The transaction mechanism is your safety net in case of mistake. You simply have to rollback your changes to revert your database to its previous state.
For example, it may happen that you forget to set your WHERE condition.
odoo-addons-master-1=> BEGIN; BEGIN odoo-addons-master-1=> UPDATE res_users SET password = '***'; UPDATE 457 odoo-addons-master-1=> ROLLBACK; ROLLBACK
In such a case, you can rollback to revert the unwanted changes that you just mistakenly did, and rewrite the statement:
odoo-addons-master-1=> BEGIN; BEGIN odoo-addons-master-1=> UPDATE res_users SET password = '***' WHERE id = 1; UPDATE 1 odoo-addons-master-1=> COMMIT; COMMIT
However, do not forget to either commit or rollback your transaction after having done it. Open transactions may lock records in your tables and your running database may wait for them to be released. It can cause a server to hang indefinitely.
In addition, when possible, use your staging databases to test your statements first. It gives you an extra safety net.
Run an Odoo server
You can start an Odoo server instance from a container shell.

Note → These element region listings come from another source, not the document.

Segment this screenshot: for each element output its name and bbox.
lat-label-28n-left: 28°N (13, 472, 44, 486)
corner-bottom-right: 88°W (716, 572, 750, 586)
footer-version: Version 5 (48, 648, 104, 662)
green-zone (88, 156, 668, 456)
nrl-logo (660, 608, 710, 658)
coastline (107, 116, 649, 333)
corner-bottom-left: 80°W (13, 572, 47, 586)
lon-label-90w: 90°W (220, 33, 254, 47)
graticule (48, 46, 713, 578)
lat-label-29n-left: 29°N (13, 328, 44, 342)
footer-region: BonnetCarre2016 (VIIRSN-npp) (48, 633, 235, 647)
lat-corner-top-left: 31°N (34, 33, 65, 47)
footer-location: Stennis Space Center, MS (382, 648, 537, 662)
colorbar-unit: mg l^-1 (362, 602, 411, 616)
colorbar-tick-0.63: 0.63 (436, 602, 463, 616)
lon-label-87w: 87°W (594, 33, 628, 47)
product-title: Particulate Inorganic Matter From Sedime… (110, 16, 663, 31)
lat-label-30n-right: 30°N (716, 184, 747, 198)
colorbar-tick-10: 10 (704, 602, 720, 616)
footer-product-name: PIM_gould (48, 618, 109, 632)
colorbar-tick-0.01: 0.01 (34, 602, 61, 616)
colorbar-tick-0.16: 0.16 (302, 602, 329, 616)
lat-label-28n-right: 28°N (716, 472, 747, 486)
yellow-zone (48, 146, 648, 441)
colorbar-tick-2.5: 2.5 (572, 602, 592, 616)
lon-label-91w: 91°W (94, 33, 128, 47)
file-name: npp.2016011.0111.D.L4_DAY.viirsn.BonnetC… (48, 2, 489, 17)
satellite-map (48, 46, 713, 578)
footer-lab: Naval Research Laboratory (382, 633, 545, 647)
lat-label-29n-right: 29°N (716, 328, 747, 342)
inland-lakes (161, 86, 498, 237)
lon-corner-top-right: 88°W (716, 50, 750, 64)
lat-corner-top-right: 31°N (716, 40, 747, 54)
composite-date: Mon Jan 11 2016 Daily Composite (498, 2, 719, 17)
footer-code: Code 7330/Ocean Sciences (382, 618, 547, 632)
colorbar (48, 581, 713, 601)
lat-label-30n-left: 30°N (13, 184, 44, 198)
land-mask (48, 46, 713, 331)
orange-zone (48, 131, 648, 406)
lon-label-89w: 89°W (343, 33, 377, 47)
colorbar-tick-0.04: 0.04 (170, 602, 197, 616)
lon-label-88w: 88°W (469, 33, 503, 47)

You won't be able to access it from the outside world with a browser, but you can for instance:
- use the Odoo shell,
$ odoo-bin shell >>> partner = env['res.partner'].search([('email', '=', 'asusteK@yourcompany.example.com')], limit=1) >>> partner.name 'ASUSTeK' >>> partner.name = 'Odoo' >>> env['res.partner'].search([('email', '=', 'asusteK@yourcompany.example.com')], limit=1).name 'Odoo'
- install a module,
$ odoo-bin -i sale --without-demo=all --stop-after-init
- update a module,
$ odoo-bin -u sale --stop-after-init
- run the tests for a module,
$ odoo-bin -i sale --test-enable --log-level=test --stop-after-init
In the above commands, the argument:
--without-demo=allprevents demo data to be loaded for all modules
--stop-after-initwill immediately shutdown the server instance after it completed the operations you asked.
More options are available and detailed in the CLI documentation.
You can find in the logs (~/logs/odoo.log) the addons path used by Odoo.sh to run your server. Look for "odoo: addons paths":
2018-02-19 10:51:39,267 4 INFO ? odoo: Odoo version 11.0 2018-02-19 10:51:39,268 4 INFO ? odoo: Using configuration file at /home/odoo/.config/odoo/odoo.conf 2018-02-19 10:51:39,268 4 INFO ? odoo: addons paths: ['/home/odoo/data/addons/11.0', '/home/odoo/src/user', '/home/odoo/src/enterprise', '/home/odoo/src/themes', '/home/odoo/src/odoo/addons', '/home/odoo/src/odoo/odoo/addons']
Be careful, especially with your production database. Operations that you perform running this Odoo server instance are not isolated: Changes will be effective in the database. Always, make your tests in your staging databases.